UNION and UNION ALL in MySQL - Time & Space Complexity
When combining results from two or more queries, it is important to understand how the time to get results grows as the data grows.
We want to know how the cost changes when using UNION versus UNION ALL in MySQL.
Analyze the time complexity of the following code snippet.
SELECT column1 FROM tableA
UNION
SELECT column1 FROM tableB;
SELECT column1 FROM tableA
UNION ALL
SELECT column1 FROM tableB;
This code combines results from two tables, either removing duplicates (UNION) or keeping all rows (UNION ALL).
Look for repeated work done by the database engine.
- Primary operation: Scanning all rows from both tables.
- How many times: Once for each table's rows.
- Additional operation for UNION: Comparing rows to remove duplicates.
- How many times for duplicate check: Depends on total rows combined.
As the number of rows in each table grows, the work changes differently for UNION and UNION ALL.
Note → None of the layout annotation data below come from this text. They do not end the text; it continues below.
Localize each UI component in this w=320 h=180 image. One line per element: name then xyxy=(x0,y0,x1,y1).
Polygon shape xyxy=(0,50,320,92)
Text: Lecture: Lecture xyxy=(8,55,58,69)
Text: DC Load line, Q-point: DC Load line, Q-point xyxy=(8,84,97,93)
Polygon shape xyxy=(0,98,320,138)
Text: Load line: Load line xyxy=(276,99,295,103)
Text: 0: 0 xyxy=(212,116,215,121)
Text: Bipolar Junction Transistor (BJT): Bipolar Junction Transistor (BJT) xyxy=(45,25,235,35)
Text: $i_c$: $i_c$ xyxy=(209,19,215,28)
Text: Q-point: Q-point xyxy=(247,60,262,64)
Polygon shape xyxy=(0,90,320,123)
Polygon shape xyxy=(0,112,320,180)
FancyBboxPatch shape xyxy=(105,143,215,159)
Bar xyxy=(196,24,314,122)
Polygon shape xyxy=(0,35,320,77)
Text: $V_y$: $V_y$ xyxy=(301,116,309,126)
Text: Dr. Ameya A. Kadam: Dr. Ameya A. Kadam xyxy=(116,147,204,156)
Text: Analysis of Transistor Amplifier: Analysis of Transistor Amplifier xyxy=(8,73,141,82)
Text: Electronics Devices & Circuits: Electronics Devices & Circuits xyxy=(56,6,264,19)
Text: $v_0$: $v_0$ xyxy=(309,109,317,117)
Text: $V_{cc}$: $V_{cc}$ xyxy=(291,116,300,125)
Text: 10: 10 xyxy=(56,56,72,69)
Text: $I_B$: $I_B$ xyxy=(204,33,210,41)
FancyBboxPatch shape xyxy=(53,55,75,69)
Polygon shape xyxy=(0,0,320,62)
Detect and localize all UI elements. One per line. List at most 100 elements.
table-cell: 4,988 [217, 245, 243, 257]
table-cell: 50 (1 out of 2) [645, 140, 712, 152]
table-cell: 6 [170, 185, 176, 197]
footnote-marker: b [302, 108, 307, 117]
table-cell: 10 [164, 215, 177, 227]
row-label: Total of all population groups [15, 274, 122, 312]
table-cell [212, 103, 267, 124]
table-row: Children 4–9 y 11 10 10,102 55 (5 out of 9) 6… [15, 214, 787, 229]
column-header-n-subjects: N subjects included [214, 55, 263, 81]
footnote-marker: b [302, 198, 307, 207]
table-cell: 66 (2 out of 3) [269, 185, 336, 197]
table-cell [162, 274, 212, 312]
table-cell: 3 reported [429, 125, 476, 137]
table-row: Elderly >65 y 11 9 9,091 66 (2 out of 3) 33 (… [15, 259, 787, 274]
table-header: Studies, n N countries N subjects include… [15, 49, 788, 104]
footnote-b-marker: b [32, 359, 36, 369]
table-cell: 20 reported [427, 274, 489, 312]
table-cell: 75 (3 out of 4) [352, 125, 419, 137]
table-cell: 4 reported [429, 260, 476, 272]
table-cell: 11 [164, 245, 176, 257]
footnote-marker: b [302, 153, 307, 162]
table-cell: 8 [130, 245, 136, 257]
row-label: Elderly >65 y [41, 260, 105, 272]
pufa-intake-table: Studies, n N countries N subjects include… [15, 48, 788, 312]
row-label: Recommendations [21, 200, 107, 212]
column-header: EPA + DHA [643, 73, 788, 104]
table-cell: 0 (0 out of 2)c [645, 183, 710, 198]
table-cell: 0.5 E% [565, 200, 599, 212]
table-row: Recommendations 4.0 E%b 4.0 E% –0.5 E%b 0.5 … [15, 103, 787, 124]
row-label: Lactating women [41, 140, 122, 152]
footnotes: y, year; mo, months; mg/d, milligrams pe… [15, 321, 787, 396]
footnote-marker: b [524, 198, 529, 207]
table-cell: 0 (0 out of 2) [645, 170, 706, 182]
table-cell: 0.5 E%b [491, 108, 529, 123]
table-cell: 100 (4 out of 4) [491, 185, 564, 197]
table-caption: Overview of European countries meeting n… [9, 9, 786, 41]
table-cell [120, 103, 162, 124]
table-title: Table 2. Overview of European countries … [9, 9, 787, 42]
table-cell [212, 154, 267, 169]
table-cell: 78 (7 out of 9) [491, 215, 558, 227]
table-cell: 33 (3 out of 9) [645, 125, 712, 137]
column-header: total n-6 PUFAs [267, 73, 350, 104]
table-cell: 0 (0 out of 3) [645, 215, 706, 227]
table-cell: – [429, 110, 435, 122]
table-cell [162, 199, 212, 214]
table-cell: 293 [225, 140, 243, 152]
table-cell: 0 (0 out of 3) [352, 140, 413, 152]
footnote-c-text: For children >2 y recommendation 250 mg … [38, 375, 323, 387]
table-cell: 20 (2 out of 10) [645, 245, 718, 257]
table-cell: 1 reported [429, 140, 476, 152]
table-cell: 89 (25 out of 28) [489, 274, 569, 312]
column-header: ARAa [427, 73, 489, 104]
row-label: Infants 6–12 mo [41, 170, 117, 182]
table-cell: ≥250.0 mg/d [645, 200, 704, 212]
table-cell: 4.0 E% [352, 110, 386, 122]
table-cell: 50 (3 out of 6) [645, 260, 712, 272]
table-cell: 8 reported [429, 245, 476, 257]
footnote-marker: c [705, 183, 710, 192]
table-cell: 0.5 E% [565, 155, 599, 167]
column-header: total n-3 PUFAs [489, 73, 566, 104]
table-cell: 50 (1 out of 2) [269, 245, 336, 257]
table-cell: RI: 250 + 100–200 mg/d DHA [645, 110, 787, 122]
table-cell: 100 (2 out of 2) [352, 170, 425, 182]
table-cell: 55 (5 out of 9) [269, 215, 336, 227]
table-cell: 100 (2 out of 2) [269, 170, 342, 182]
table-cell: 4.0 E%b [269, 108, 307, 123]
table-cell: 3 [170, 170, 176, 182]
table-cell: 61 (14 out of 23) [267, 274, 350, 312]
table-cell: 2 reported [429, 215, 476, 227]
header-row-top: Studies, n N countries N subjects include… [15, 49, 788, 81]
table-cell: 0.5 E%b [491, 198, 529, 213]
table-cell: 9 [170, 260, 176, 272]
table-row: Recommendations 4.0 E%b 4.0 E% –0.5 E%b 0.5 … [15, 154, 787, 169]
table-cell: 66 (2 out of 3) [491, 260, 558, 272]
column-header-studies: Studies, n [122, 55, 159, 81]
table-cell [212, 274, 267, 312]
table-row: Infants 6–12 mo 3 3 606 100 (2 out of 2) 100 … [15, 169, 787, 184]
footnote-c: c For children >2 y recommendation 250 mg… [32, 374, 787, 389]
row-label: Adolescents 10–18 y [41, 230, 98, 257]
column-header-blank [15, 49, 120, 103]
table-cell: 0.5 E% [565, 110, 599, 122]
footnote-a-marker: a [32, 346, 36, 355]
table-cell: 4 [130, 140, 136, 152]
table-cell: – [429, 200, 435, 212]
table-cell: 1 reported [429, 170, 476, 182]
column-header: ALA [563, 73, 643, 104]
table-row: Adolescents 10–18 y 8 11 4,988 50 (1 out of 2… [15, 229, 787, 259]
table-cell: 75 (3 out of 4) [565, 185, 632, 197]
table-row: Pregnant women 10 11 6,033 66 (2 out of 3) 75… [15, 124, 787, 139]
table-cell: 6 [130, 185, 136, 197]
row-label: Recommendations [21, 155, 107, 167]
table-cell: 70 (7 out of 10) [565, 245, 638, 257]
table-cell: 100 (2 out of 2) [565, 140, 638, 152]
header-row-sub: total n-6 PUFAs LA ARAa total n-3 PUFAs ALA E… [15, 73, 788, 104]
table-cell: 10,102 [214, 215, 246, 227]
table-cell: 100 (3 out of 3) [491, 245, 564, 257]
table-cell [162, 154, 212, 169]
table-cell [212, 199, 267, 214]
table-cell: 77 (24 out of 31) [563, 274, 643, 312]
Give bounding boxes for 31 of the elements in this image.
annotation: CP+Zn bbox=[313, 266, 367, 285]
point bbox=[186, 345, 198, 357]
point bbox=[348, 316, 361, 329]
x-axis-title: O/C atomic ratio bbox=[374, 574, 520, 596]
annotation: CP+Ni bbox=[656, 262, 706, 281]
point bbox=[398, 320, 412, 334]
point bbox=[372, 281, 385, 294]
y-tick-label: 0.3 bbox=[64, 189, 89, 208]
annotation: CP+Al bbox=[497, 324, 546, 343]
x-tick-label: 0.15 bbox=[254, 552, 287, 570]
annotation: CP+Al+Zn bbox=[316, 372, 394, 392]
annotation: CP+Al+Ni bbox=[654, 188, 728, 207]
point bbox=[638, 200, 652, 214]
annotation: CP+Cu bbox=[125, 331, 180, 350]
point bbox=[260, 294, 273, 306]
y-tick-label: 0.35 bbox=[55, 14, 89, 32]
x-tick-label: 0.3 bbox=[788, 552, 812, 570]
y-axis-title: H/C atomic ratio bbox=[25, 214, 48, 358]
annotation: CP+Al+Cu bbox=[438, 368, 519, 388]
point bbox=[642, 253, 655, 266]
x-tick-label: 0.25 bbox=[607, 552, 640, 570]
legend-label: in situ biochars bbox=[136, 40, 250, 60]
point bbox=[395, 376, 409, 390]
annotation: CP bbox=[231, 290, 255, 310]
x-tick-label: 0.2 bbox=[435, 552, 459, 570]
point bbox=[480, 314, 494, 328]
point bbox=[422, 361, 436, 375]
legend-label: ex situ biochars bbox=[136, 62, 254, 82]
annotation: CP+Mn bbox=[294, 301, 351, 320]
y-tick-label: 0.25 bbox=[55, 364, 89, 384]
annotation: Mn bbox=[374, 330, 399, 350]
| Input Size (rows in each table) | Approx. Operations for UNION | Approx. Operations for UNION ALL |
|---|---|---|
| 10 | About 20 scans + some duplicate checks | About 20 scans only |
| 100 | About 200 scans + more duplicate checks | About 200 scans only |
| 1000 | About 2000 scans + many duplicate checks | About 2000 scans only |
Pattern observation: UNION ALL grows linearly with input size, while UNION adds extra work to compare and remove duplicates, which grows faster.
Time Complexity: O(n) for UNION ALL, O(n log n) for UNION
This means UNION ALL just reads all rows once, but UNION also sorts or compares rows to remove duplicates, which takes more time as data grows.
[X] Wrong: "UNION and UNION ALL take the same time because they both combine rows."
[OK] Correct: UNION must check for duplicates, which adds extra work beyond just combining rows, making it slower as data grows.
Understanding how UNION and UNION ALL scale helps you explain query performance clearly and choose the right tool for combining data efficiently.
"What if we added an ORDER BY clause after UNION? How would that affect the time complexity?"